AMD - What’s new in HIP and HCC for ROCm 1.6
HIP has a new home HIP now easier-to-use
  • We’ve made it even easier to port CUDA code to HIP:
    • The hipLaunchParm extra kernel argument is no longer necessary, and HIP does not modify the function signature for __global__ functions.  This removes one of last manual steps in the porting process.  Just use “hipLaunchKernelGGL” instead of hipLaunchKernel
    • HIP_KERNEL_NAME wrapper is only needed if the kernel name include commas. Typically, this only occurs in a template with multiple parameters.
  • HIP now provides two flavors of the hipify translation tools:
    • hipify-perl :  Does a simple text-based conversion for the CUDA code into HIP.  Easy to use and useful for quick scans and conversions, but can be fooled by macros or complex code paths.

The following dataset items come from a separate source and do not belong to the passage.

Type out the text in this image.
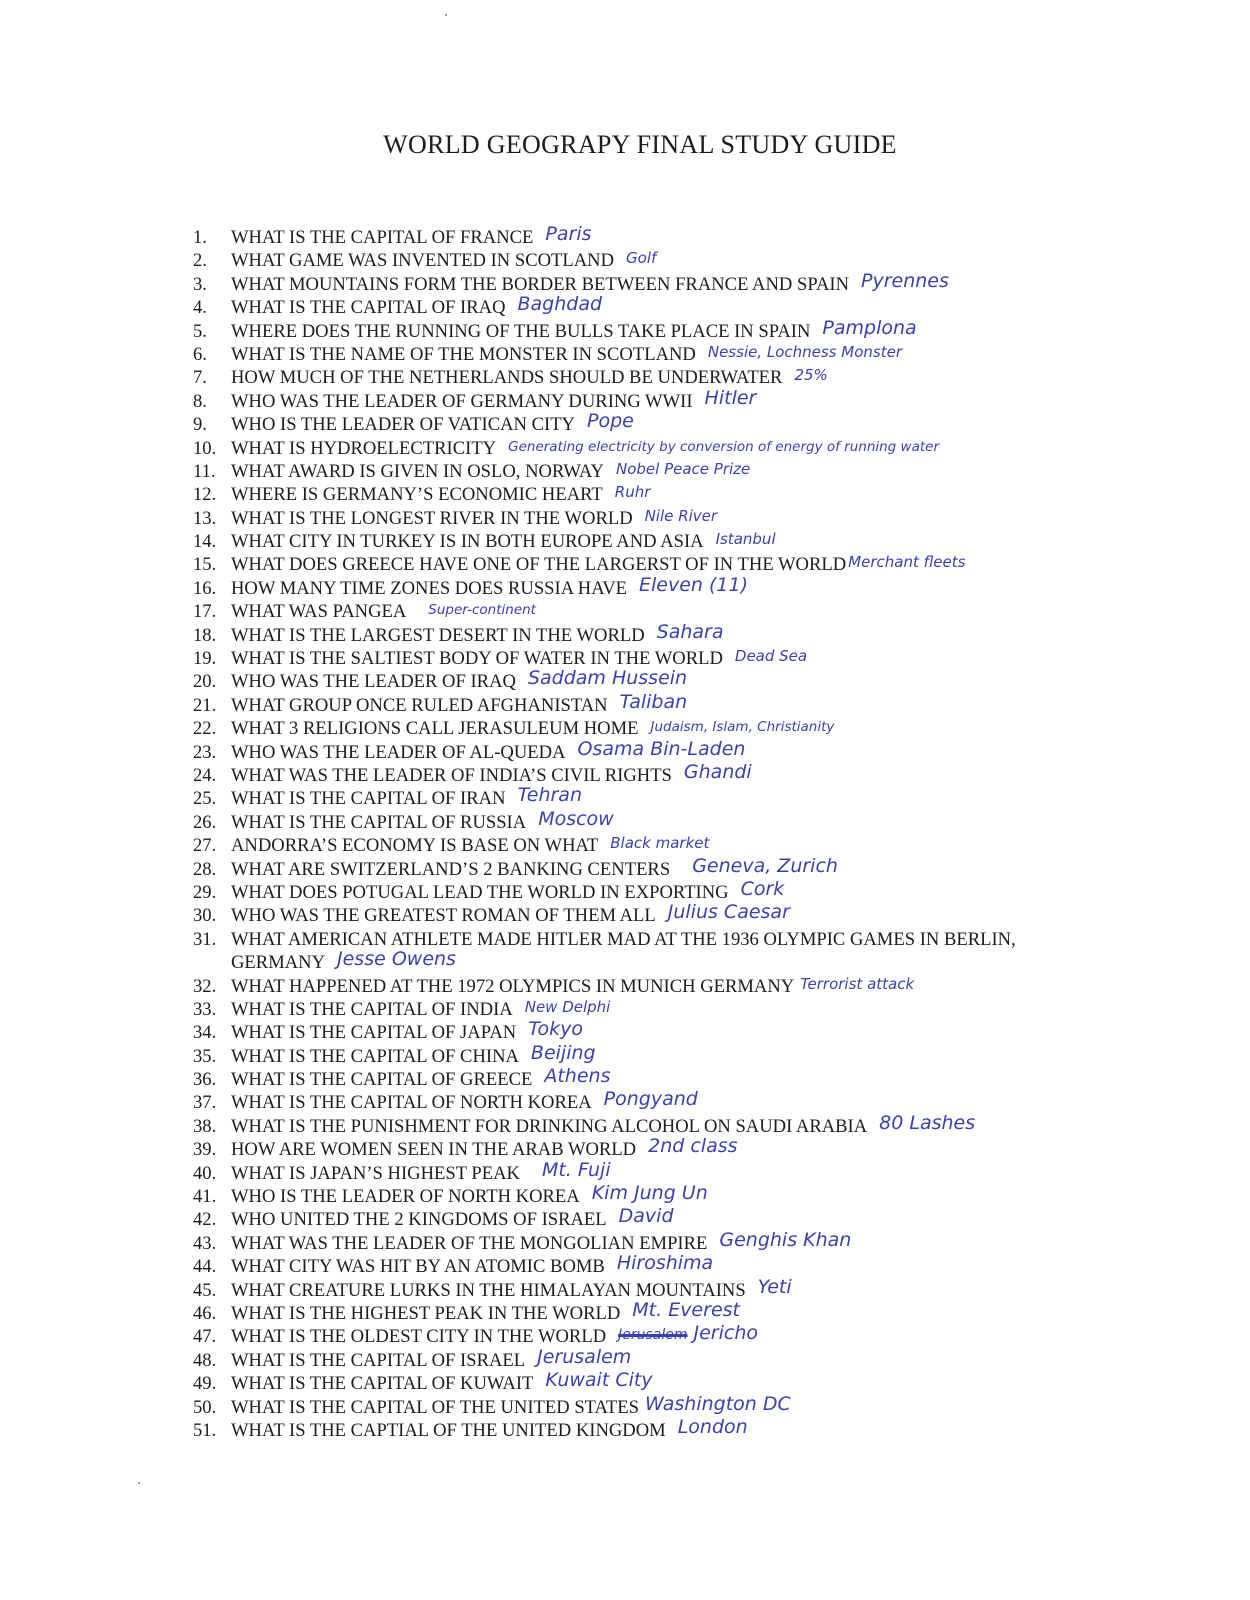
WORLD GEOGRAPY FINAL STUDY GUIDE
1.	WHAT IS THE CAPITAL OF FRANCE Paris
2.	WHAT GAME WAS INVENTED IN SCOTLAND Golf
3.	WHAT MOUNTAINS FORM THE BORDER BETWEEN FRANCE AND SPAIN Pyrennes
4.	WHAT IS THE CAPITAL OF IRAQ Baghdad
5.	WHERE DOES THE RUNNING OF THE BULLS TAKE PLACE IN SPAIN Pamplona
6.	WHAT IS THE NAME OF THE MONSTER IN SCOTLAND Nessie, Lochness Monster
7.	HOW MUCH OF THE NETHERLANDS SHOULD BE UNDERWATER 25%
8.	WHO WAS THE LEADER OF GERMANY DURING WWII Hitler
9.	WHO IS THE LEADER OF VATICAN CITY Pope
10. WHAT IS HYDROELECTRICITY Generating electricity by conversion of energy of running water
11. WHAT AWARD IS GIVEN IN OSLO, NORWAY Nobel Peace Prize
12. WHERE IS GERMANY’S ECONOMIC HEART Ruhr
13. WHAT IS THE LONGEST RIVER IN THE WORLD Nile River
14. WHAT CITY IN TURKEY IS IN BOTH EUROPE AND ASIA Istanbul
15. WHAT DOES GREECE HAVE ONE OF THE LARGERST OF IN THE WORLD Merchant fleets
16. HOW MANY TIME ZONES DOES RUSSIA HAVE Eleven (11)
17. WHAT WAS PANGEA Super-continent
18. WHAT IS THE LARGEST DESERT IN THE WORLD Sahara
19. WHAT IS THE SALTIEST BODY OF WATER IN THE WORLD Dead Sea
20. WHO WAS THE LEADER OF IRAQ Saddam Hussein
21. WHAT GROUP ONCE RULED AFGHANISTAN Taliban
22. WHAT 3 RELIGIONS CALL JERASULEUM HOME Judaism, Islam, Christianity
23. WHO WAS THE LEADER OF AL-QUEDA Osama Bin-Laden
24. WHAT WAS THE LEADER OF INDIA’S CIVIL RIGHTS Ghandi
25. WHAT IS THE CAPITAL OF IRAN Tehran
26. WHAT IS THE CAPITAL OF RUSSIA Moscow
27. ANDORRA’S ECONOMY IS BASE ON WHAT Black market
28. WHAT ARE SWITZERLAND’S 2 BANKING CENTERS Geneva, Zurich
29. WHAT DOES POTUGAL LEAD THE WORLD IN EXPORTING Cork
30. WHO WAS THE GREATEST ROMAN OF THEM ALL Julius Caesar
31. WHAT AMERICAN ATHLETE MADE HITLER MAD AT THE 1936 OLYMPIC GAMES IN BERLIN, GERMANY Jesse Owens
32. WHAT HAPPENED AT THE 1972 OLYMPICS IN MUNICH GERMANY Terrorist attack
33. WHAT IS THE CAPITAL OF INDIA New Delphi
34. WHAT IS THE CAPITAL OF JAPAN Tokyo
35. WHAT IS THE CAPITAL OF CHINA Beijing
36. WHAT IS THE CAPITAL OF GREECE Athens
37. WHAT IS THE CAPITAL OF NORTH KOREA Pongyand
38. WHAT IS THE PUNISHMENT FOR DRINKING ALCOHOL ON SAUDI ARABIA 80 Lashes
39. HOW ARE WOMEN SEEN IN THE ARAB WORLD 2nd class
40. WHAT IS JAPAN’S HIGHEST PEAK Mt. Fuji
41. WHO IS THE LEADER OF NORTH KOREA Kim Jung Un
42. WHO UNITED THE 2 KINGDOMS OF ISRAEL David
43. WHAT WAS THE LEADER OF THE MONGOLIAN EMPIRE Genghis Khan
44. WHAT CITY WAS HIT BY AN ATOMIC BOMB Hiroshima
45. WHAT CREATURE LURKS IN THE HIMALAYAN MOUNTAINS Yeti
46. WHAT IS THE HIGHEST PEAK IN THE WORLD Mt. Everest
47. WHAT IS THE OLDEST CITY IN THE WORLD Jerusalem Jericho
48. WHAT IS THE CAPITAL OF ISRAEL Jerusalem
49. WHAT IS THE CAPITAL OF KUWAIT Kuwait City
50. WHAT IS THE CAPITAL OF THE UNITED STATES Washington DC
51. WHAT IS THE CAPTIAL OF THE UNITED KINGDOM London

    • hipify-clang: Parses the CUDA code using clang and performs a translation of the symbols.   Requires some setup to configure the correct source paths and defines, but provides most robust translation.  Useful if you are familiar with the source code and make infrastructure.
Faster performance
  • The ROCm 1.6 HCC compiles HIP code up to 2X faster than the version included in ROCM1.4.
  • HCC code generation includes latest version of the LLVM Direct-To-GCN compiler, which includes optimizations for scheduling and register allocation.
  • HIP/HCC now optimize GPU cache flushing so it is performed only as-needed, rather than on each kernel command.